そんな彼女の後ろで銀龍バルバロッサの巨体が雪を舞い上げながらゆっくりと雪原に降り立った。
「いやはや、こんな場所でリョウジ殿の知り合いに出会えるとはな。私はバルバロッサ。龍の隠れ里、ミストレアの長を務めていた。以後よろしく頼む」
低く、されど良く通る声でバルバロッサが言う。
「……ミストレア?」
その名前にレイトは聞き覚えがあった。
ミストレアは以前リシュアが言っていた「四帝が治める街」の一つに入っていたはずだ。もし、その記憶に間違いがないなら、目の前の銀龍バルバロッサこそが、レイト達が探していた二人目の四帝ということになる。
リシュアはジルバ以外の四帝の生存の確認をリョウジに任せていた。そう考えるなら、バルバロッサがリョウジと共に行動していることも頷ける。むしろ彼の巨大な体躯から放たれる圧倒的なオーラからして、間違いなく彼こそが四帝なのだろう。
「なんだ少年。我が里のことを知っているのか? あぁ、いや、少年と呼ぶのは失礼か。まずは名を教えてくれないか」
「あ、すいません。俺の名前はレイト。レイト=ローランドです。で、隣のこいつはレミィと言います」
「レイトにレミィか。ありがとう。それで、ミストレアという名に聞き覚えがあるのか、レイトよ?」
「えぇ。もし俺の人違いだったら悪いんですが。リシュア=ヴァーミリオンという名をご存知で?」
「なに……?」
レイトの予想通りだった。
リシュアの名前を出した瞬間、バルバロッサの両目がカッと大きく見開かれた。
「知っているも何も、リシュア様はわが主だ。
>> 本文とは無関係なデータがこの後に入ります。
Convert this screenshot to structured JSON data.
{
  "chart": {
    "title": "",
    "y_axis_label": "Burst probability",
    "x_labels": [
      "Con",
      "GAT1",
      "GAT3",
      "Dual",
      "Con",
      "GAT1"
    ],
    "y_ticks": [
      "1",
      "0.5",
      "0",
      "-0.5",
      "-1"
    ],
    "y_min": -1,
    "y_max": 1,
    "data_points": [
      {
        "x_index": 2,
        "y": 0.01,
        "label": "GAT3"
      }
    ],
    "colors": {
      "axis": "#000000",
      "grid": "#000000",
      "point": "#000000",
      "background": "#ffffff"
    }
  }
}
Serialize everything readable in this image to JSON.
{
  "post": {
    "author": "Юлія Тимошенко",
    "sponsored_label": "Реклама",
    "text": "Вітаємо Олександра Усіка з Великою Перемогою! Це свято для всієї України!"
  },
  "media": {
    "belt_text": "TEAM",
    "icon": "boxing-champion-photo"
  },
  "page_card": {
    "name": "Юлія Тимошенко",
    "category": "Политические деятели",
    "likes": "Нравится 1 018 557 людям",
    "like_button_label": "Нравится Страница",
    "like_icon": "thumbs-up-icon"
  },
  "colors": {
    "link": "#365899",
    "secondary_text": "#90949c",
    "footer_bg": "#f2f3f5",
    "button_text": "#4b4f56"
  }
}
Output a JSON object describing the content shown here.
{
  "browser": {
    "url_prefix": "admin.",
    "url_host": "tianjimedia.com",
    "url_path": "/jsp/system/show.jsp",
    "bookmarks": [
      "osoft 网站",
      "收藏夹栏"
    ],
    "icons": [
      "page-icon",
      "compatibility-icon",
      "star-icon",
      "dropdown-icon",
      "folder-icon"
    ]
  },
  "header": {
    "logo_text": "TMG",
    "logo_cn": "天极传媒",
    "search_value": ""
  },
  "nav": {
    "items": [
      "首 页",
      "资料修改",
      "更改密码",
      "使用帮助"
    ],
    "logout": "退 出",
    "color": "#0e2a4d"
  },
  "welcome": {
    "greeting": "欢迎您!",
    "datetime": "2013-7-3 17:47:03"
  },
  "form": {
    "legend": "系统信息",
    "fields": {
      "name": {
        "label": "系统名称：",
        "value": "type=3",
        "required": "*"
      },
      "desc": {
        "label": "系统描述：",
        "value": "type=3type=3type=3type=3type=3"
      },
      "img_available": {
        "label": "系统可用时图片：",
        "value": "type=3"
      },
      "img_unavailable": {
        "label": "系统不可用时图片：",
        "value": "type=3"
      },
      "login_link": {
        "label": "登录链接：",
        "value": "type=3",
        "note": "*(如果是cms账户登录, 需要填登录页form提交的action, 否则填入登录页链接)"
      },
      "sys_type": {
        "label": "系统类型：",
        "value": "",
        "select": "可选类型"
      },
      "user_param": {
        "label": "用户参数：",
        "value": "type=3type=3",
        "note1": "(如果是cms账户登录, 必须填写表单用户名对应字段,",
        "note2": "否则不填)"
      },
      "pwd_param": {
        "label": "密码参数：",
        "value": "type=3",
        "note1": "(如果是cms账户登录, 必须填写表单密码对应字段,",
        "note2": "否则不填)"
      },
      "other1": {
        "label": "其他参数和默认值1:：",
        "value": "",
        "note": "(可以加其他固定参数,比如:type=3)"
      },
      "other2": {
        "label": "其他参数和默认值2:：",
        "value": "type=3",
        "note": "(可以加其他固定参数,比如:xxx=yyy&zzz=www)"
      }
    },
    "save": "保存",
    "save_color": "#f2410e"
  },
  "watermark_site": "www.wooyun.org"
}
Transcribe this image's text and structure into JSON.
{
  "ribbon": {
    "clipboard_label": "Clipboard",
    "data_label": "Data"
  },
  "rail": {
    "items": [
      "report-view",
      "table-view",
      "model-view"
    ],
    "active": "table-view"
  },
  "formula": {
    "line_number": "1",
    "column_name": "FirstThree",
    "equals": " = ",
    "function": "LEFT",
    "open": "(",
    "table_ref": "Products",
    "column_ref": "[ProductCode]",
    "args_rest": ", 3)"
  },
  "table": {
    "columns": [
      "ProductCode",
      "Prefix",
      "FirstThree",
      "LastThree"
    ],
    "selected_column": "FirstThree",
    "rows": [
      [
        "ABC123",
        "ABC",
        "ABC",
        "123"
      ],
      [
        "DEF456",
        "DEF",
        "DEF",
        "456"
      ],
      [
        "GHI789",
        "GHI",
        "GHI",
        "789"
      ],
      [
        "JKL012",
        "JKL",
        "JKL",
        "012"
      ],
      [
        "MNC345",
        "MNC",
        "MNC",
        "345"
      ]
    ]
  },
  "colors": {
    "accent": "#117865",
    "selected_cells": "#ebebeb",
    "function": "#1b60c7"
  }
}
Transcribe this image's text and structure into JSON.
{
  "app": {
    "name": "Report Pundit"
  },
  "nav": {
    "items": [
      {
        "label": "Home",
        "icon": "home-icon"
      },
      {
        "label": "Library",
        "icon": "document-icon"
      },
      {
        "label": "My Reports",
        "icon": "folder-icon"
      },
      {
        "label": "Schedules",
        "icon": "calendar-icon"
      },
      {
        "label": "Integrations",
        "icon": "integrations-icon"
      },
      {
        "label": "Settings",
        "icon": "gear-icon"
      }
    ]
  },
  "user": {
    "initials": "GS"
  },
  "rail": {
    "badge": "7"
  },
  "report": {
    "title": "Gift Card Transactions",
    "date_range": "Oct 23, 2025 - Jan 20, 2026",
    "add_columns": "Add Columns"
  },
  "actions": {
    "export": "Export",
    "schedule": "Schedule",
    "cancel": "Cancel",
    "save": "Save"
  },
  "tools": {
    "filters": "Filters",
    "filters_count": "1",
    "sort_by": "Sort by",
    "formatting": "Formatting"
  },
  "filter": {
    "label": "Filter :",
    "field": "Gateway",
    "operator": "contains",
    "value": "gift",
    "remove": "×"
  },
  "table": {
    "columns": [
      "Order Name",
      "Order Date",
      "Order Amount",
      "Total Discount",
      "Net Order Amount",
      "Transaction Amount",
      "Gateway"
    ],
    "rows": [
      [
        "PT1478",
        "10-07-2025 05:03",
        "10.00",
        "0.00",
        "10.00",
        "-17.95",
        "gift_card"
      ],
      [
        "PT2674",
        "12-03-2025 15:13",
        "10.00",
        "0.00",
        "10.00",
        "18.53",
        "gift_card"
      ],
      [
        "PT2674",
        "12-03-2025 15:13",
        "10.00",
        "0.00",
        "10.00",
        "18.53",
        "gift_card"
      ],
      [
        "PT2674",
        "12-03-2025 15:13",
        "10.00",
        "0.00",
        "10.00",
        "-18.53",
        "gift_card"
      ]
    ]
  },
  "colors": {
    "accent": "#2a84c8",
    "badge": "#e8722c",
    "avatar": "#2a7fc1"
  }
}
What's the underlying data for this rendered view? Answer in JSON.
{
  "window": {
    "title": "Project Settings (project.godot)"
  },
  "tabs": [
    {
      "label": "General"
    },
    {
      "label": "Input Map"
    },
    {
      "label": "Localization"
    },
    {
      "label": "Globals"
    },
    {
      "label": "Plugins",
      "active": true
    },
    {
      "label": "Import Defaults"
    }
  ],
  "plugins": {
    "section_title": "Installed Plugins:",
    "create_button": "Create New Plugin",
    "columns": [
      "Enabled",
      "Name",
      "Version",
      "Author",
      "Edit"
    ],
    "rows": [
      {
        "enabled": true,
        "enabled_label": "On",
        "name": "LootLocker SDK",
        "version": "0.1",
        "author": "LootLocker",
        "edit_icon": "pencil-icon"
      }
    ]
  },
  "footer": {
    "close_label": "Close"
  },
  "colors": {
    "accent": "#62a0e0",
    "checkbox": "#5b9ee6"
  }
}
……ということは其方、リョウジの言っていたリシュア様の旅の仲間なのか?」
鼻息の熱気を感じ取れるほど近くまで顔を近づけて興奮気味なバルバロッサにレイトは気圧されながらブンブンと激しく頷いた。
どうやらリョウジからは名前までは聞かされていなかったらしい。その証拠にチラリとリョウジの方を見ると、彼は両手を合わせて「ごめん、名前伝えるの忘れてた」とでも言いいたげな表情でペコペコ頭を上下させてきた。
「ハハハ、よもやここでリシュア様達と出会えるとは。我らが運もまだ尽きてはいなかったらしい。まったく、生き延びればこのような喜びもあるのだな」
そんなレイトの反応に、バルバロッサは豪快な笑い声を上げながら大きく首をもたげる。
直後、彼の巨大な銀の体躯が眩く光を放ち、みるみる内に小さく縮みながら人型を形成していく。
そして、光が消えたとき、目の前に立っていたのは美しい銀の鎧を身に纏った一人の初老の騎士だった。
初老と言えど、鎧の隙間から覗く太い首からは鎧の下に秘められた筋肉質な肉体の様子がひしひしと伝わってくる。なにより背から生えるルシアのそれよりも大きく荒々しい形状の翼と尻尾、そして一切の揺れのないずっしりとした立ち姿からあの銀龍の纏っていた圧倒的な強者のオーラは微塵も消えていない。
が、そんな、まさに四帝と呼ばれるにふさわしいオーラにも関わらず、バルバロッサはフッと笑みを浮かべ、一切の躊躇なくただの人間たるレイト達の前に跪いた。